Tendo se mudado para Mogi em 1983, sua carreira despontou junto ao processo de redemocratização quando, em 1985, o então secretário de Cultura do Estado, Jorge da Cunha Lima, que faleceu em agosto do ano passado, lhe deu a oportunidade de fazer uma exposição na sede da secretaria.

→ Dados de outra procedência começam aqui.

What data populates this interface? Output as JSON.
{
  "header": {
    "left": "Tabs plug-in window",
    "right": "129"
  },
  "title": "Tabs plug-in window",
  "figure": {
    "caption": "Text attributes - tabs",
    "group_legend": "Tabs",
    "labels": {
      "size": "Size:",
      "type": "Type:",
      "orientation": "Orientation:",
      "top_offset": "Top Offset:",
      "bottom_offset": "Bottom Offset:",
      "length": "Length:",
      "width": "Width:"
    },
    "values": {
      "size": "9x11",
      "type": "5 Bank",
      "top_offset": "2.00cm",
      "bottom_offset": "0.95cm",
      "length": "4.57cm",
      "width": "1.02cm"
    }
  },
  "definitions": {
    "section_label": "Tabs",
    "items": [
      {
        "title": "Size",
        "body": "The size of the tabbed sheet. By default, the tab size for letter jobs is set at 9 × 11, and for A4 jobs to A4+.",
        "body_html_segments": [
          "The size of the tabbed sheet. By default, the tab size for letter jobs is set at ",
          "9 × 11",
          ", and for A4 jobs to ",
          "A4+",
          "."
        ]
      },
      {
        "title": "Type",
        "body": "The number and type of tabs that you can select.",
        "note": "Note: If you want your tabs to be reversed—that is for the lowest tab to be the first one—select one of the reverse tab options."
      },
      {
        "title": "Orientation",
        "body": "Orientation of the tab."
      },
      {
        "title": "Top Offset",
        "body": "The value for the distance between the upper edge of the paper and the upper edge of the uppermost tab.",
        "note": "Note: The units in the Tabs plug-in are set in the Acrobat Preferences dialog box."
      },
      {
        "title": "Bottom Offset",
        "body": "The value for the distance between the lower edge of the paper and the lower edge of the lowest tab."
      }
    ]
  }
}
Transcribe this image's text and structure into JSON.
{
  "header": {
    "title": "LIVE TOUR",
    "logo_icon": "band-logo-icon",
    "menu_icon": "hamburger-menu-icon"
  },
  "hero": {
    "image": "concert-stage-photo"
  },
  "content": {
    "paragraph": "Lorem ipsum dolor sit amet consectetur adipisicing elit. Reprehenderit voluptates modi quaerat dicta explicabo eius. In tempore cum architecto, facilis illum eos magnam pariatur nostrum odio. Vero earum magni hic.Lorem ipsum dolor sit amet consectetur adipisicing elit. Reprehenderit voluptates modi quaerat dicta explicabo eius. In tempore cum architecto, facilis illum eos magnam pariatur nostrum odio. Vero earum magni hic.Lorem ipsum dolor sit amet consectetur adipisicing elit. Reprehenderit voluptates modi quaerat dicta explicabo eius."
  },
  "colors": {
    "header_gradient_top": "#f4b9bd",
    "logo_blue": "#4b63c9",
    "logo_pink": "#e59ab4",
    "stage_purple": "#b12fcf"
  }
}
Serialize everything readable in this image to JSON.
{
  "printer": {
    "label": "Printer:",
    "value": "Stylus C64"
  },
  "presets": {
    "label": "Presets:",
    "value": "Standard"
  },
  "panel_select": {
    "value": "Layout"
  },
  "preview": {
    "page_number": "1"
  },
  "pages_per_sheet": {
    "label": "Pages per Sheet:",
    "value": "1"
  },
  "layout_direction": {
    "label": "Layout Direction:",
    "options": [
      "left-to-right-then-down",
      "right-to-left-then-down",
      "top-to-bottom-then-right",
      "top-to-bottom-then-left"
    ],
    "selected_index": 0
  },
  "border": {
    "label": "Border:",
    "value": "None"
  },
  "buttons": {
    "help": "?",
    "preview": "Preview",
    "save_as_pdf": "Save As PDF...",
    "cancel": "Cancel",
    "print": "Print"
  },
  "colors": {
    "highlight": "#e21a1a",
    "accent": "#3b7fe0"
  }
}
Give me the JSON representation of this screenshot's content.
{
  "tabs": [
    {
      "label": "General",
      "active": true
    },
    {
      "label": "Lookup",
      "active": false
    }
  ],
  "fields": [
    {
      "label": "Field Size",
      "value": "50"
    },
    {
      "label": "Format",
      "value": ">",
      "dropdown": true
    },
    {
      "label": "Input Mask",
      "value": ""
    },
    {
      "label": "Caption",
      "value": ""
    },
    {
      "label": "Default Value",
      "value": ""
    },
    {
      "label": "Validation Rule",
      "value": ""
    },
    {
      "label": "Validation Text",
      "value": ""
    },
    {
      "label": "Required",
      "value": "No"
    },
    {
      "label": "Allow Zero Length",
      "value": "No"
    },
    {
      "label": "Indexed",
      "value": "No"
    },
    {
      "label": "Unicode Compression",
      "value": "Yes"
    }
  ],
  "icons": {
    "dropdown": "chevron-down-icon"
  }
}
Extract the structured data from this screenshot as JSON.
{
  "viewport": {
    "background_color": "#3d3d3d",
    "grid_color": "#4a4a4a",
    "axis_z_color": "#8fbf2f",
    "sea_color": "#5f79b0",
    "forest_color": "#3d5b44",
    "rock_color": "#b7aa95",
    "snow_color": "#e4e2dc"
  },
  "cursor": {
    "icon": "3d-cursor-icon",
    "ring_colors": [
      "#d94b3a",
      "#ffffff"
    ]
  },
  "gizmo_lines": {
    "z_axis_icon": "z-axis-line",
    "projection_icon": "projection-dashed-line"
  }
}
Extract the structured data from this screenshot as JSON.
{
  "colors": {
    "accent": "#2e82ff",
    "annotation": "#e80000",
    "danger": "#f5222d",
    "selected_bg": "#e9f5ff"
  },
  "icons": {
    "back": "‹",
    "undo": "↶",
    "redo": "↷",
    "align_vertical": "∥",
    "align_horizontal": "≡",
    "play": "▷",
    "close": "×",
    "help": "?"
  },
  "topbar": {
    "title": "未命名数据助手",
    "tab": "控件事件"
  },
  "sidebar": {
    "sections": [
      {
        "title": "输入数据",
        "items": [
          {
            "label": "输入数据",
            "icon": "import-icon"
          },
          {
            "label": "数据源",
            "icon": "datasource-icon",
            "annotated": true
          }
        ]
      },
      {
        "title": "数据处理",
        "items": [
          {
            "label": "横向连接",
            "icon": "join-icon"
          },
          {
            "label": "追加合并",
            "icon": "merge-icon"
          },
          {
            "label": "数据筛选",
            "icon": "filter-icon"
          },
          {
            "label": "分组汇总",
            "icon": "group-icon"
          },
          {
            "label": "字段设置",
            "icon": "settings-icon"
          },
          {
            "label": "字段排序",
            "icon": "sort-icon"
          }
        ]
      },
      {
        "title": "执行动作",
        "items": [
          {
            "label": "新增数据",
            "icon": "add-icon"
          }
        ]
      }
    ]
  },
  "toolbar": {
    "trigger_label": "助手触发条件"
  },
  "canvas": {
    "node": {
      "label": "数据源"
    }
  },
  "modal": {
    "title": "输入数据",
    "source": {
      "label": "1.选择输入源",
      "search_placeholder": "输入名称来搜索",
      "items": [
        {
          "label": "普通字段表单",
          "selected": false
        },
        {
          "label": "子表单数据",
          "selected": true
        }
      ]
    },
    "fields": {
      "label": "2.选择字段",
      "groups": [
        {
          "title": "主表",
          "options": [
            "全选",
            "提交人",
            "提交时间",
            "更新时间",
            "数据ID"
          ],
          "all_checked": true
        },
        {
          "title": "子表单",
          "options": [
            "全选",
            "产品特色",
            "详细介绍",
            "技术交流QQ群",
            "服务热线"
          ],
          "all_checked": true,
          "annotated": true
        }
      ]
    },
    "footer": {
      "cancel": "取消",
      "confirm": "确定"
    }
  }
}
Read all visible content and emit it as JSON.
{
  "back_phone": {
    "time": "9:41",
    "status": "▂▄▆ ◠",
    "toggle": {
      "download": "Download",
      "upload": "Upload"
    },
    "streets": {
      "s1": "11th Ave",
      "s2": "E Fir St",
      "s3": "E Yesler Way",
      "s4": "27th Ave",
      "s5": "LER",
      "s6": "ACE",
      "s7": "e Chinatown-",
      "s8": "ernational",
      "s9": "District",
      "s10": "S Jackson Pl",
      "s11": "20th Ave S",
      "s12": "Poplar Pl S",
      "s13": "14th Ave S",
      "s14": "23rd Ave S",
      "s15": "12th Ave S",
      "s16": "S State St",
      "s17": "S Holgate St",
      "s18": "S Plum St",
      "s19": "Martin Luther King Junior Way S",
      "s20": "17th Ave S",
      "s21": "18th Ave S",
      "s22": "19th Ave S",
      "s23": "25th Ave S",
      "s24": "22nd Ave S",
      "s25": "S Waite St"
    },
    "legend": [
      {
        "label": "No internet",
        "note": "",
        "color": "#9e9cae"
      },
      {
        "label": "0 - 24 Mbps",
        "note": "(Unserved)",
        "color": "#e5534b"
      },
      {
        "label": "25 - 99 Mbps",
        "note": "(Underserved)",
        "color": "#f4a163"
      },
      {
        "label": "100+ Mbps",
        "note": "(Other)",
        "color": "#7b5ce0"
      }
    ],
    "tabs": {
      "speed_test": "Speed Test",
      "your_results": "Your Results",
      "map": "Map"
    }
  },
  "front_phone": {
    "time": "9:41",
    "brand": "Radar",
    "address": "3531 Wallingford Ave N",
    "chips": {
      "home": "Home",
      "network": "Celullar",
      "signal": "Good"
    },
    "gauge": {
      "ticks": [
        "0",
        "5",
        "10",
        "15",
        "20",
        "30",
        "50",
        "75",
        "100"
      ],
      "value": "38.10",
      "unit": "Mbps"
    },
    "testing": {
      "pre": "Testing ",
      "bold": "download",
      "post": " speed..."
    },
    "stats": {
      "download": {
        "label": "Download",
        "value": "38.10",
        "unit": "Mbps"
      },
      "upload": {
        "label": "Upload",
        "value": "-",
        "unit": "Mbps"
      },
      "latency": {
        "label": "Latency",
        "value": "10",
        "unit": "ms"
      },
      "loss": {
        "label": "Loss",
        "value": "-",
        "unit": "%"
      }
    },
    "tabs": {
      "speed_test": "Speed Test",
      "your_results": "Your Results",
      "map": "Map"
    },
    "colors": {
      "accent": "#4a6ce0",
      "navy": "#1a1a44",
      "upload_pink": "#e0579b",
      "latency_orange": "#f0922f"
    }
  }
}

"Jorge da Cunha Lima foi quem apresentou, naquela ocasião, minha primeira mostra individual em São Paulo. E ali era frequentado pela intelectualidade, professores de direito e outros. Meu nome foi descoberto naquele momento, e foi quando eu também me descobri como artista", disse o mestre Naif.

Retrato da vida simples

Outra inspiração de Nerival é fruto da vida no campo. Ao se mudar para São Paulo no final da década de 1950, o artista viveu uma infância permeada de plantações de café na cidade de Auriflama, sendo o cultivo um tema muito presente de suas obras.

"Eu colhia café desde os meus sete anos de idade. Eu gostava, achava aquilo bonito. Eu comia o café maduro. É doce, bem gostoso. Eu, uma vez, até quase me engasguei. E meu pai sempre brigava, me ensinando que não se pode comer aquilo que é da colheita", se recordou saudoso.

O artista também trabalhou no cultivo de algodão. "Meu cotidiano nos anos 60 era o dos lavradores, eu vivi na roça até os meus 16 anos. De manhã eu ia para a escola e à tarde colhia algodão, e gostava muito. Há histórias muito engraçadas. E quando eu ouvi pela primeira vez a música 'Campo Branco', do Elomar, eu despertei para retratar os campos de algodão", disse o artista.

Dentre suas obras, o pintor também faz leituras de pontos de Mogi das Cruzes sob a perspectiva de como eram as construções no passado, e de como a cidade se organizava, partindo da consulta de professores universitários. Hoje, um dos seus projetos é focado em retratar a fauna e flora da cidade, que estão sob a ameaça de extinção.

Atualmente, Nerival está com uma exposição de arte Naif em Gramado, no Rio Grande do Sul, cuja mostra foi inaugurada no dia 3 de maio. Outras obras do artista também estão disponíveis no acervo da Pinacoteca de Mogi das Cruzes, localizada na rua Coronel Souza Franco, 993, centro.